Since last month, when the board of the Scottish Association for Marine Science meets in Oban, one trustee is there to represent the Atlantic Ocean itself. She has a say in every discussion. She does not have a veto [1].

The 140-year-old charity, founded during the Scottish Enlightenment, named environmental lawyer Helen Mitcheson of the law firm Pinsent Masons as the ocean's first representative [1]. Her authority is narrow and specific: she speaks, she can force the ocean into a conversation, but she cannot stop a vote. In the very first board meeting, Mitcheson told the Guardian, she had to intervene after 20 minutes of discussion had passed without anyone mentioning the ocean at all [1].

That gap between voice and veto is exactly what a rights-of-nature story tends to lose. The concept invites a binary reading online, where a person on a board becomes either a landmark grant of legal personhood or a marketing stunt. What SAMS actually built is neither. A working group spent months defining terms, settling on the ocean as planet-wide, including the seabed and part of the airspace above but excluding human activities, and deciding it would be represented by one named person rather than a legal entity [1]. The ocean holds no independent standing in law here, and no power to block.

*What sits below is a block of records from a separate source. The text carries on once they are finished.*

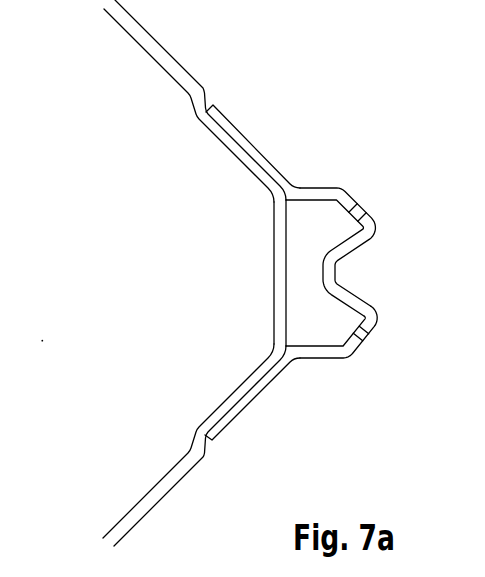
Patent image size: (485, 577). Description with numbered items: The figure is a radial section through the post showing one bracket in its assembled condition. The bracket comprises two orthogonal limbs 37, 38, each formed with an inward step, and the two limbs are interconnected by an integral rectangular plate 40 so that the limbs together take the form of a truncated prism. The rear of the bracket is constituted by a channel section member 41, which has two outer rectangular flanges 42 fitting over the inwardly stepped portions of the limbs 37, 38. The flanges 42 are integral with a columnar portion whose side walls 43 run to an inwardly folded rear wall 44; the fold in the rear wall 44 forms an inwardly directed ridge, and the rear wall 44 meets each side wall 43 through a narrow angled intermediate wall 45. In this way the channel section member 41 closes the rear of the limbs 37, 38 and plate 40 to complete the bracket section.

The limb 37 is at (150, 505).
The limb 38 is at (147, 41).
The rectangular plate 40 is at (276, 312).
The channel section member 41 is at (366, 263).
The rectangular flange 42 is at (247, 148).
The side wall 43 is at (320, 190).
The rear wall 44 is at (332, 257).
The intermediate wall 45 is at (372, 218).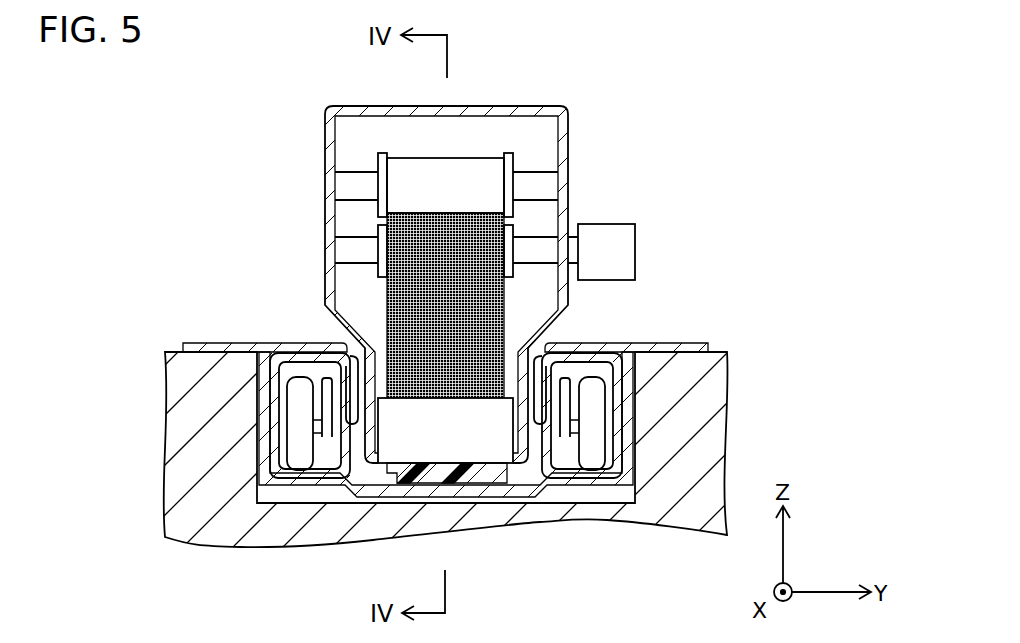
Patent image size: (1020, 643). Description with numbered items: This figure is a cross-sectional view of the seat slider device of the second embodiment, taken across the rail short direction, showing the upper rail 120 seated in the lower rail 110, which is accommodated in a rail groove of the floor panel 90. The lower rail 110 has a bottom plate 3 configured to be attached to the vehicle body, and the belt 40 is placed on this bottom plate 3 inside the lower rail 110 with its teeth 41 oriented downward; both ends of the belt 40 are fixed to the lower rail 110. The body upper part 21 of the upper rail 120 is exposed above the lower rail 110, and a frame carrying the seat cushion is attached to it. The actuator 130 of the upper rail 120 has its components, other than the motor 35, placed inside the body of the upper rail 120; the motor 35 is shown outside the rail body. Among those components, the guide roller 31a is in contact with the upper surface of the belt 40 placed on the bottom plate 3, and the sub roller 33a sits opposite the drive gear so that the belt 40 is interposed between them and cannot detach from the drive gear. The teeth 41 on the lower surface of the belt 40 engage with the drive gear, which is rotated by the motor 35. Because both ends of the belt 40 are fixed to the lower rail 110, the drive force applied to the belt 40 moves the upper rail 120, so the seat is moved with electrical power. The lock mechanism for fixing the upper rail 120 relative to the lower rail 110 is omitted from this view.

The upper rail 120 is at (445, 290).
The body upper part 21 is at (325, 136).
The actuator 130 is at (467, 210).
The sub roller 33a is at (462, 172).
The motor 35 is at (628, 245).
The guide roller 31a is at (383, 398).
The floor panel 90 is at (710, 388).
The lower rail 110 is at (445, 361).
The bottom plate 3 is at (575, 485).
The belt 40 is at (387, 470).
The teeth 41 is at (397, 480).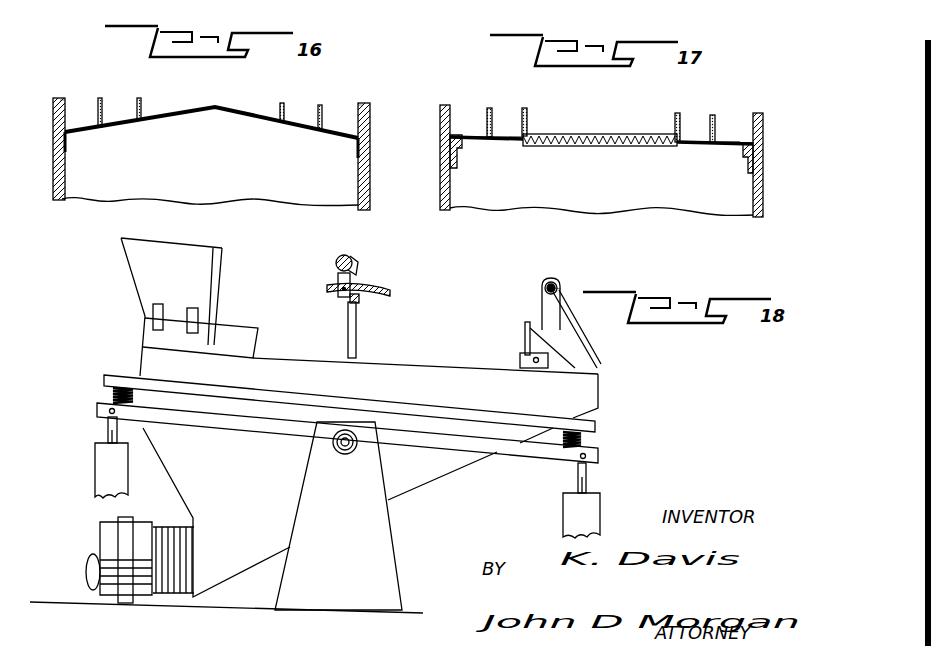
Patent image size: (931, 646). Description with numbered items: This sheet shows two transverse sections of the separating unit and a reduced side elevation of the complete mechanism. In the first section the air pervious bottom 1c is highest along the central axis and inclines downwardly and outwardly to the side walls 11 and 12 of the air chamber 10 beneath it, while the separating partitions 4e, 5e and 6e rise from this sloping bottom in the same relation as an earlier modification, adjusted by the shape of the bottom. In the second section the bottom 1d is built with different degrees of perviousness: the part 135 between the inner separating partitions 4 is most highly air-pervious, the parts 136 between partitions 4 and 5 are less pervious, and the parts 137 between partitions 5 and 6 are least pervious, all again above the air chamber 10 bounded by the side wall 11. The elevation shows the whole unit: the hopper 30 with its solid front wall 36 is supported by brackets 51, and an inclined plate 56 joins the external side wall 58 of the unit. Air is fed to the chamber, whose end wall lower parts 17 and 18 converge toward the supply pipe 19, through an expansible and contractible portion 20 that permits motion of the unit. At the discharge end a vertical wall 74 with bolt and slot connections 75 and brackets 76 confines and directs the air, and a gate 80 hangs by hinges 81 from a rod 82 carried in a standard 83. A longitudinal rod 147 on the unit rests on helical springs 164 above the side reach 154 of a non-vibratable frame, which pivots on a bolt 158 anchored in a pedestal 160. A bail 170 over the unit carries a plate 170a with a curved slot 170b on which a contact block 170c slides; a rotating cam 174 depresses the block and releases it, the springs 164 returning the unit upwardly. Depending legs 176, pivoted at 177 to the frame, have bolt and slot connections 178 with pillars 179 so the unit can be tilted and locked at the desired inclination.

In FIG. 16, the air pervious bottom 1c is at (170, 120).
In FIG. 17, the bottom 1d is at (572, 135).
In FIG. 17, the separating partition 4 is at (528, 120).
In FIG. 16, the separating partition 4e is at (141, 100).
In FIG. 17, the separating partition 5 is at (497, 115).
In FIG. 16, the separating partition 5e is at (101, 100).
In FIG. 17, the separating partition 6 is at (457, 113).
In FIG. 16, the separating partition 6e is at (65, 107).
In FIG. 16, the air chamber 10 is at (221, 137).
In FIG. 17, the air chamber 10 is at (570, 190).
In FIG. 16, the side wall 11 is at (56, 170).
In FIG. 17, the side wall 11 is at (440, 188).
In FIG. 16, the side wall 12 is at (368, 177).
In FIG. 17, the part 135 is at (597, 146).
In FIG. 17, the part 136 is at (503, 140).
In FIG. 17, the part 137 is at (450, 160).
In FIG. 18, the lower part of end wall 17 is at (186, 473).
In FIG. 18, the lower part of end wall 18 is at (440, 477).
In FIG. 18, the supply pipe 19 is at (101, 547).
In FIG. 18, the expansible and contractible portion 20 is at (165, 595).
In FIG. 18, the hopper 30 is at (180, 227).
In FIG. 18, the front wall 36 is at (220, 262).
In FIG. 18, the brackets 51 is at (163, 312).
In FIG. 18, the inclined plate 56 is at (240, 330).
In FIG. 18, the external side wall 58 is at (322, 343).
In FIG. 18, the vertical wall 74 is at (525, 338).
In FIG. 18, the bolt and slot connection 75 is at (520, 362).
In FIG. 18, the bracket 76 is at (567, 332).
In FIG. 18, the gate 80 is at (590, 342).
In FIG. 18, the hinge 81 is at (563, 293).
In FIG. 18, the rod 82 is at (542, 295).
In FIG. 18, the standard 83 is at (552, 281).
In FIG. 18, the rod 147 is at (443, 387).
In FIG. 18, the side reach 154 is at (258, 431).
In FIG. 18, the bolt 158 is at (345, 455).
In FIG. 18, the pedestal 160 is at (370, 518).
In FIG. 18, the helical spring 164 is at (113, 393).
In FIG. 18, the bail 170 is at (358, 328).
In FIG. 18, the plate 170a is at (380, 296).
In FIG. 18, the curved slot 170b is at (348, 299).
In FIG. 18, the contact block 170c is at (351, 279).
In FIG. 18, the cam 174 is at (356, 259).
In FIG. 18, the leg 176 is at (108, 426).
In FIG. 18, the pivotal connection 177 is at (108, 411).
In FIG. 18, the bolt and slot connection 178 is at (108, 444).
In FIG. 18, the pillar 179 is at (103, 462).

Director Nick Owens, a marine scientist, said the appointment could in principle push the board toward rejecting a lucrative contract, and staff asked whether it meant refusing to work with industries such as aquaculture [1]. His answer draws the line the loudest reactions skip. "It is possible that we might decide not to work with a particular industry, but we have not done so yet," Owens said, adding that SAMS would still engage industries to understand and reduce their impacts [1]. The consequence that would prove the role changes decisions -- a declined contract, a dropped partner -- has not arrived.

SAMS is not first. In 2022 the beauty maker Faith in Nature became the first company to give nature a formal corporate vote; its brand director, Simeon Rose, cited concrete shifts such as sourcing orange-waste and koala-corridor tea tree oils [1]. About 25 organisations across Britain, France, Belgium, the US and Australia have followed, and a French Green MP has proposed requiring nature representation on large-company boards [1].

To fend off the greenwashing charge, Owens is writing the ocean trustee's remit into the SAMS constitution so it becomes a permanent part of decision-making [1]. Whether that language, and future minutes, ever record the ocean changing an outcome is the test still ahead.